If each process holds a separate virtual memory space, then the virtual memory page table can be understood as a “connection table” between the process and the physical page, where the access relationship between the process and the physical page can be stored, including read, write, and execute permissions.

The memory management unit can decide whether the current process has permission to access the physical memory of the target, so that we end up converging all the functions of permission management into the virtual memory system, reducing the number of code paths that could be at risk.

Summary

The virtual memory design approach can be considered a common tool in software engineering, by combining the respective advantages of disk and memory, ** using the middle layer to schedule resources more rationally to fully improve resource utilization and provide a harmonious and unified abstraction** , while similar caching logic is also more common in real business scenarios.

The virtual memory of an operating system is a very complex component, and no engineer can understand all the details, but it is valuable to understand the overall design of virtual memory, and we can find many ways to design software from it. Let’s return to the question of the day - why virtual memory is needed in Linux operating systems.

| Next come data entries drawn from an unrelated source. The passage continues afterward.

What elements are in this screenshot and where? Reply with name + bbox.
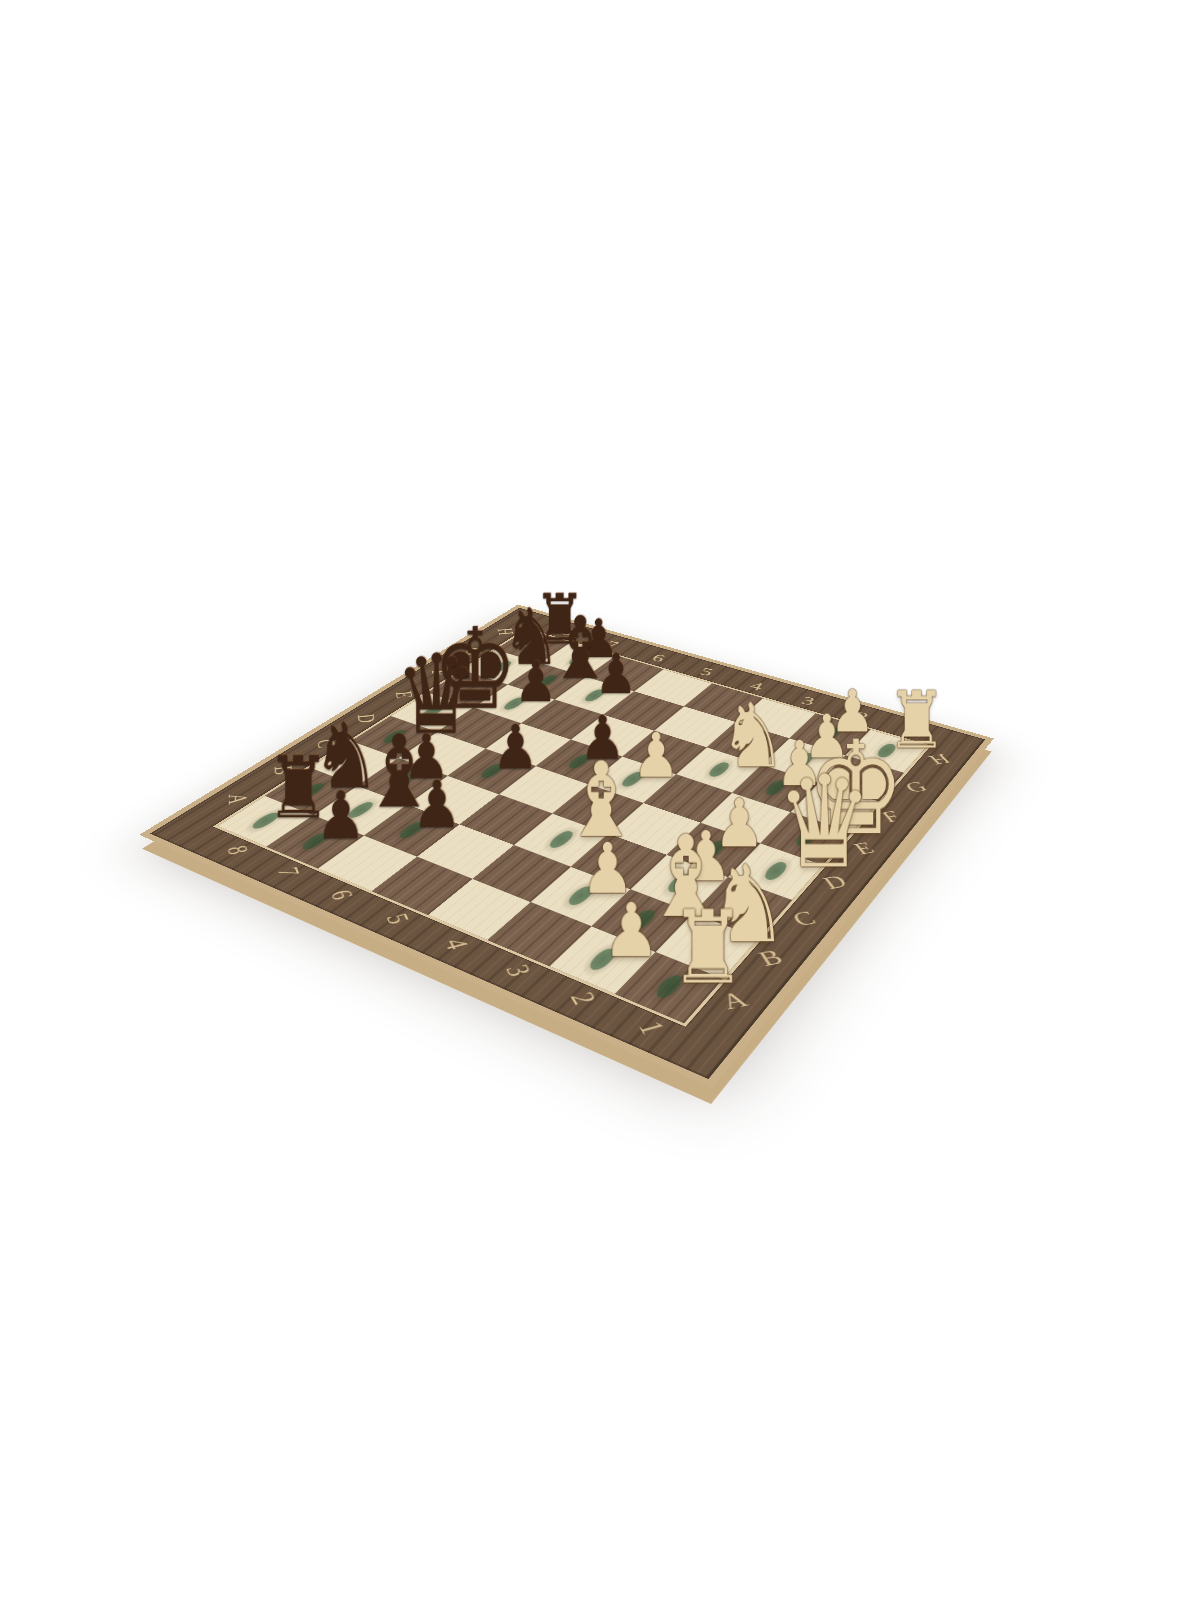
chessboard-tilted: ABCDEFGH ABCDEFGH 87654321 87654321 ♜♞♛♚…	[139, 605, 994, 1089]
photo-background: ABCDEFGH ABCDEFGH 87654321 87654321 ♜♞♛♚…	[0, 0, 1200, 1600]
board-frame: ABCDEFGH ABCDEFGH 87654321 87654321 ♜♞♛♚…	[139, 605, 994, 1089]
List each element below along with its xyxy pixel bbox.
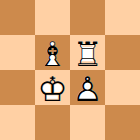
square-a2[interactable] (0, 70, 35, 105)
king-glyph-outline: ♔ (37, 72, 67, 106)
pawn-glyph-outline: ♙ (72, 72, 102, 106)
bishop-glyph-outline: ♗ (37, 37, 67, 71)
square-b1[interactable] (35, 105, 70, 140)
square-c1[interactable] (70, 105, 105, 140)
square-d2[interactable] (105, 70, 140, 105)
white-king-piece[interactable]: ♚♔ (35, 70, 70, 105)
square-b2[interactable]: ♚♔ (35, 70, 70, 105)
square-c4[interactable] (70, 0, 105, 35)
square-b3[interactable]: ♝♗ (35, 35, 70, 70)
chess-diagram: ♝♗♜♖♚♔♟♙ (0, 0, 140, 140)
square-b4[interactable] (35, 0, 70, 35)
square-d1[interactable] (105, 105, 140, 140)
chess-board: ♝♗♜♖♚♔♟♙ (0, 0, 140, 140)
square-a3[interactable] (0, 35, 35, 70)
square-c3[interactable]: ♜♖ (70, 35, 105, 70)
square-a4[interactable] (0, 0, 35, 35)
white-bishop-piece[interactable]: ♝♗ (35, 35, 70, 70)
square-a1[interactable] (0, 105, 35, 140)
square-c2[interactable]: ♟♙ (70, 70, 105, 105)
white-pawn-piece[interactable]: ♟♙ (70, 70, 105, 105)
white-rook-piece[interactable]: ♜♖ (70, 35, 105, 70)
square-d3[interactable] (105, 35, 140, 70)
rook-glyph-outline: ♖ (72, 37, 102, 71)
square-d4[interactable] (105, 0, 140, 35)
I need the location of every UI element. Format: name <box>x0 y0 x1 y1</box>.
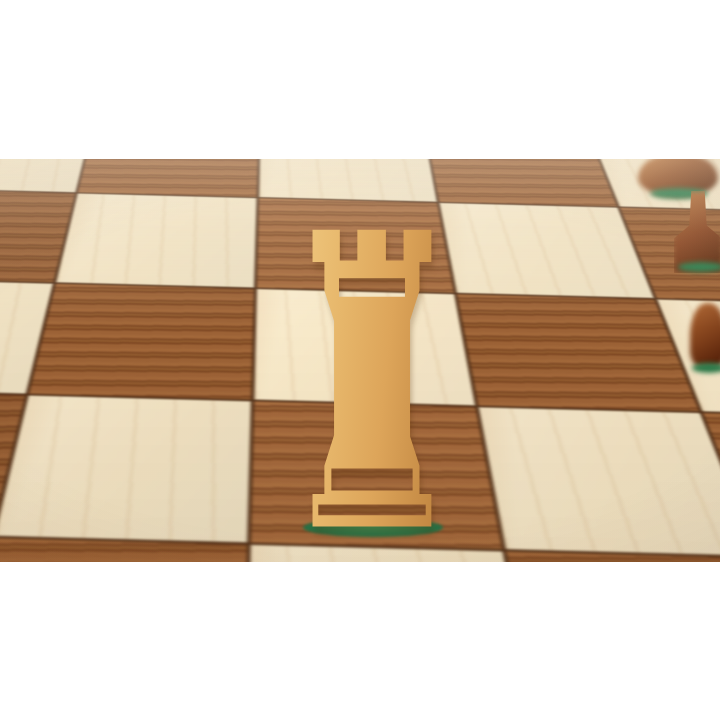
square-d6 <box>78 159 258 197</box>
blurred-piece-3-felt <box>692 363 720 373</box>
blurred-background-piece-3 <box>690 303 720 367</box>
product-photo-page: ♜ <box>0 0 720 720</box>
square-d3 <box>0 395 250 542</box>
square-d4 <box>29 284 253 400</box>
square-d5 <box>56 194 256 288</box>
chessboard-photo: ♜ <box>0 159 720 562</box>
square-f3 <box>479 407 720 556</box>
white-letterbox-bottom <box>0 562 720 720</box>
square-d2 <box>0 538 246 562</box>
white-rook: ♜ <box>268 183 476 562</box>
blurred-piece-2-felt <box>678 262 720 272</box>
white-letterbox-top <box>0 0 720 159</box>
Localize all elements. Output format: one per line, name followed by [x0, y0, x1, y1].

  • Virtual memory can combine the advantages of disk and physical memory to provide processes with storage that appears to be fast enough and large enough.
  • Virtual memory provides processes with separate memory space and introduces a multi-layered page table structure to translate virtual memory into physical memory, which can be shared between processes to reduce overhead and simplify the process of linking, loading, and allocating memory for programs.
  • Virtual memory can control the access of processes to physical memory, isolate the access rights of different processes and improve the security of the system.

To conclude, let’s look at some of the more open related issues, and interested readers can think carefully about the following questions.

  • Why can each layer of the page table structure be responsible for addressing only 9-bit virtual addresses?
  • How many layers of page table structures are required to address 64-bit virtual memory in the operating system?